My time in Colombia has come to end along with my squad’s first leg of the race. I am in Eastern Europe now and can’t believe how fast time has gone. I marvel at all God taught me in South America and rejoice in the work He did last month in Colombia.
Cartagena, Colombia is a vibrant city filled with culture, history, and joy. It is unlike most of Colombia with the rich influence of African Caribbean brought over decades ago by the Spanish. The music plays loud, the food is great, and the people are lively.
My team and I stayed in an area called, San Francisco, where drug and gun violence is common. We lived at a foundation with our ministry hosts playing with kids daily; we also helped teach the kids English. Being surrounded by the neighborhood kids and our host family we quickly became like family.
It was marvelous and I was in love with our circumstances, but emotionally and spiritually God was doing a work in me I did not understand.
I had been sitting frustrated with God hearing only the whisper of, “Let Go.” The words echoed all around me for days and I was so unclear of what I needed to let go of. I would ask God for clarification and all I would hear back was, “Let Go.”

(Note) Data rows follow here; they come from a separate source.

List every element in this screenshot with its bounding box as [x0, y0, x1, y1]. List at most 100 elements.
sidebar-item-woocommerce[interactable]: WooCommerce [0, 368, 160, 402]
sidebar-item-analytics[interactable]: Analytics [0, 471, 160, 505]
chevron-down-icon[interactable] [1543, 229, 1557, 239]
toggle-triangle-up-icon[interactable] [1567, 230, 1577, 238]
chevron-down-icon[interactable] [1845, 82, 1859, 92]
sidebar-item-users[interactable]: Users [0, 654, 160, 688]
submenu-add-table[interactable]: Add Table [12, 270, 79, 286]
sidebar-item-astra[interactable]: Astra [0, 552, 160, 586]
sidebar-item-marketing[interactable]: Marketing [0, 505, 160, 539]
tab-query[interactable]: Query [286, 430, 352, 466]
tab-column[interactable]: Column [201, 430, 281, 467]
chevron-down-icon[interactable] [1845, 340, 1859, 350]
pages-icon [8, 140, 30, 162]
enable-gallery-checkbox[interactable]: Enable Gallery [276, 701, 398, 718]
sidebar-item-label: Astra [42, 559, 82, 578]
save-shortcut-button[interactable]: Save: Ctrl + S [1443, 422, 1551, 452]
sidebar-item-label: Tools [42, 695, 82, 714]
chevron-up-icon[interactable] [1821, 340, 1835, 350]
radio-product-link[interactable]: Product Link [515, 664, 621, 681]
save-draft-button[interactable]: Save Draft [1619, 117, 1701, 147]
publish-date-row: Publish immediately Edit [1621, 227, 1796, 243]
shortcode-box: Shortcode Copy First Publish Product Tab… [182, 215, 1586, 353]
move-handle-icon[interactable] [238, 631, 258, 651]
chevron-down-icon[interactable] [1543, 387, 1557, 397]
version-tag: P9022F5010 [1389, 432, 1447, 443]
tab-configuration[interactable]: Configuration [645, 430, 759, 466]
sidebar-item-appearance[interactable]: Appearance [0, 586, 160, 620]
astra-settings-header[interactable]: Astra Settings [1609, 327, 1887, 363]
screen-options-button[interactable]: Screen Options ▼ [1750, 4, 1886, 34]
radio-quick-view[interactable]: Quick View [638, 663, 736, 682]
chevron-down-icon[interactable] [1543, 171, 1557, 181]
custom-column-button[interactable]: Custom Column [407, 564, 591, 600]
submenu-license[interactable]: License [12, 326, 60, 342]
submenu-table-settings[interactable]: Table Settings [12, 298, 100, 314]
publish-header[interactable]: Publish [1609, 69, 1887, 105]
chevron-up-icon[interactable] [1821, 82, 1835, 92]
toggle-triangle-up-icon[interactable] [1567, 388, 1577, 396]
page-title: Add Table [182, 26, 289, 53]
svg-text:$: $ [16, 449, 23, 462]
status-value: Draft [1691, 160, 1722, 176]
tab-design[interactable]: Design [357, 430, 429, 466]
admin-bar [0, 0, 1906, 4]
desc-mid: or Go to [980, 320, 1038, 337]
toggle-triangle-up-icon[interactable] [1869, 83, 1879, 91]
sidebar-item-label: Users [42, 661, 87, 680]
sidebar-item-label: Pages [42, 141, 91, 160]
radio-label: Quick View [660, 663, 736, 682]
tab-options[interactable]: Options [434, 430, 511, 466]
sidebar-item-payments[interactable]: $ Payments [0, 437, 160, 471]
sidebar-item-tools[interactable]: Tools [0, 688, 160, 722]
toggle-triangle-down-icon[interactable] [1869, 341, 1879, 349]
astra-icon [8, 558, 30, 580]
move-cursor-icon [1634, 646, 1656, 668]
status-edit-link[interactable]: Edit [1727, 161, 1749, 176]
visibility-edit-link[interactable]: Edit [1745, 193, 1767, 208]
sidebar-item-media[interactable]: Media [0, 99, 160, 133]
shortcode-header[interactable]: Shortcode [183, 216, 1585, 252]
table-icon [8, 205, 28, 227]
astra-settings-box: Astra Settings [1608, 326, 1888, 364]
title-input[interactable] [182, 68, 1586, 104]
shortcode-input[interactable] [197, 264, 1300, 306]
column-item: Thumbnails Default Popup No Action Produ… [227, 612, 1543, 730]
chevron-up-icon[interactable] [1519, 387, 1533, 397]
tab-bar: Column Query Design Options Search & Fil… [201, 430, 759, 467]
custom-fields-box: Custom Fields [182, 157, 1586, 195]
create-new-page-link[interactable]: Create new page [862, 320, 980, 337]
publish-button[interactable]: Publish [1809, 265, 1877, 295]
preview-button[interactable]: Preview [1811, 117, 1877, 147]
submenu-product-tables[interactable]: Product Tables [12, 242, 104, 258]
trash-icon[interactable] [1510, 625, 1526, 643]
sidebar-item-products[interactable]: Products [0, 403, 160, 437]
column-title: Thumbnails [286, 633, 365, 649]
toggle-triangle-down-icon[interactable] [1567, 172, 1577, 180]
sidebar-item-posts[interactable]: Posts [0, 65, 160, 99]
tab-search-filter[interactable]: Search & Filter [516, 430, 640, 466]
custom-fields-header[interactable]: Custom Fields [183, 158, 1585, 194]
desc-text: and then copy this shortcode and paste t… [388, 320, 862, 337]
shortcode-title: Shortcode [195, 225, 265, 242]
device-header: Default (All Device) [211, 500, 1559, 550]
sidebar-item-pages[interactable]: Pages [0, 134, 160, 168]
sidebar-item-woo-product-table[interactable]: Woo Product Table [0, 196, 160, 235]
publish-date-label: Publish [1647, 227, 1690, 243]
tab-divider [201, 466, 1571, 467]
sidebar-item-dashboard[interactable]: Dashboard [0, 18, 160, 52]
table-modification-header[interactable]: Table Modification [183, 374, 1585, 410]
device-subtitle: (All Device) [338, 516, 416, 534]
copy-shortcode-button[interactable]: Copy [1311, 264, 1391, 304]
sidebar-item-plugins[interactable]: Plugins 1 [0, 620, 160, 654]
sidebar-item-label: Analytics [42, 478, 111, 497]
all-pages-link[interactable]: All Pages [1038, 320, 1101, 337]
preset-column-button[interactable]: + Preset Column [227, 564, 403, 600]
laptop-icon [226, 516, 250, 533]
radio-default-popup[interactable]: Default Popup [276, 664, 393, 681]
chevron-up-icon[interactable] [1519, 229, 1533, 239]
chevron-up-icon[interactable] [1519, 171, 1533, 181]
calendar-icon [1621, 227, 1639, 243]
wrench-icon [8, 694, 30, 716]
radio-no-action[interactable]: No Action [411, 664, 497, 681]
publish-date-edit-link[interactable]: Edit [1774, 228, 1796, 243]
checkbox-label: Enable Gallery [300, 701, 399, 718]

Then, two teammates and I fell through a roof after retrieving the keys for our home and it was terrifying.
As we fell I just remember praying desperately we wouldn’t die (I know it sounds dramatic, but that was all I could get out as we fell).
We fell around 15 feet and landed between a car and a stack of bricks with rebar all around us; thankfully, all of us were okay with only minor injuries in need of stitches and some oasis wrap. Yet, the fall itself catalyzed an undoing in me, which ultimately lead to a spiritual falling through as well.
The Lord was taking me out of hiding.
I had built a tower to hide all my messiness in, because that is what I thought the world wanted. I also built a tower to protect myself and see what was coming in the distance. I sat in my tower alone believing the lies that:
- My messiness was too dirty and complicated
- No one wanted anything to do with emotional MacKenzie
- My hurts, problems, and emotions didn’t matter
- My messiness, deemed me unlovable
- I needed to protect myself or suffer the consequences
However, the tower I built was feeble, the roof wasn’t stable, and the life was lonely. I had built an unstable structure with weak materials to hide. No one could really access my tower; they just shouted from below as they walked by. I secluded myself in thinking it was best and lived out of my own sight and understanding. But, after years the weight of all those lies and the tiredness of my soul couldn’t keep up with the maintenance of the tower any longer, and I fell through it.
I fell straight to the ground. I hurt myself on the way down and obtained injuries. The injures were going to take time to heal and there was no way of climbing back up into the tower. I was stuck on the ground, but something hinted it would be so much more refreshing on stable land as I breathed in the clean air.
It was open and filled with light. I interacted with people heart to heart and could wholly receive their gifts of love and kindness. However, my heart rebelled sometime and the lies came creeping back in; it took time to accept and believe the truths about this new place. Then, I discovered it to be the place God always intended me to live with Him. The place He made for me that was safe and with Him.
I fell through a roof with people and am now learning to walk again on stable ground with people. I am learning my messiness is nothing to hide and I am receiving more and more love from God and people daily. God called me out of hiding, to be able to receive His love and care, to accept His help and truth, and to learn His ways and grown.
Now, I run, play, and sleep in open spaces. I have no desire to climb back into my tower thirsting for love and attention again. I just want to explore and bound fearlessly with others and my God.
God rescued me from my tower to give me more of life. He used me literally falling through a roof to teach me figuratively about where my heart was.
I was a trapped princess bound by others remarks and decisions… but now I am a Queen living with my King in His kingdom.
#Queenliving
Allow the undoing and the falling through and your heart will be changed into a life of wonder and freedom.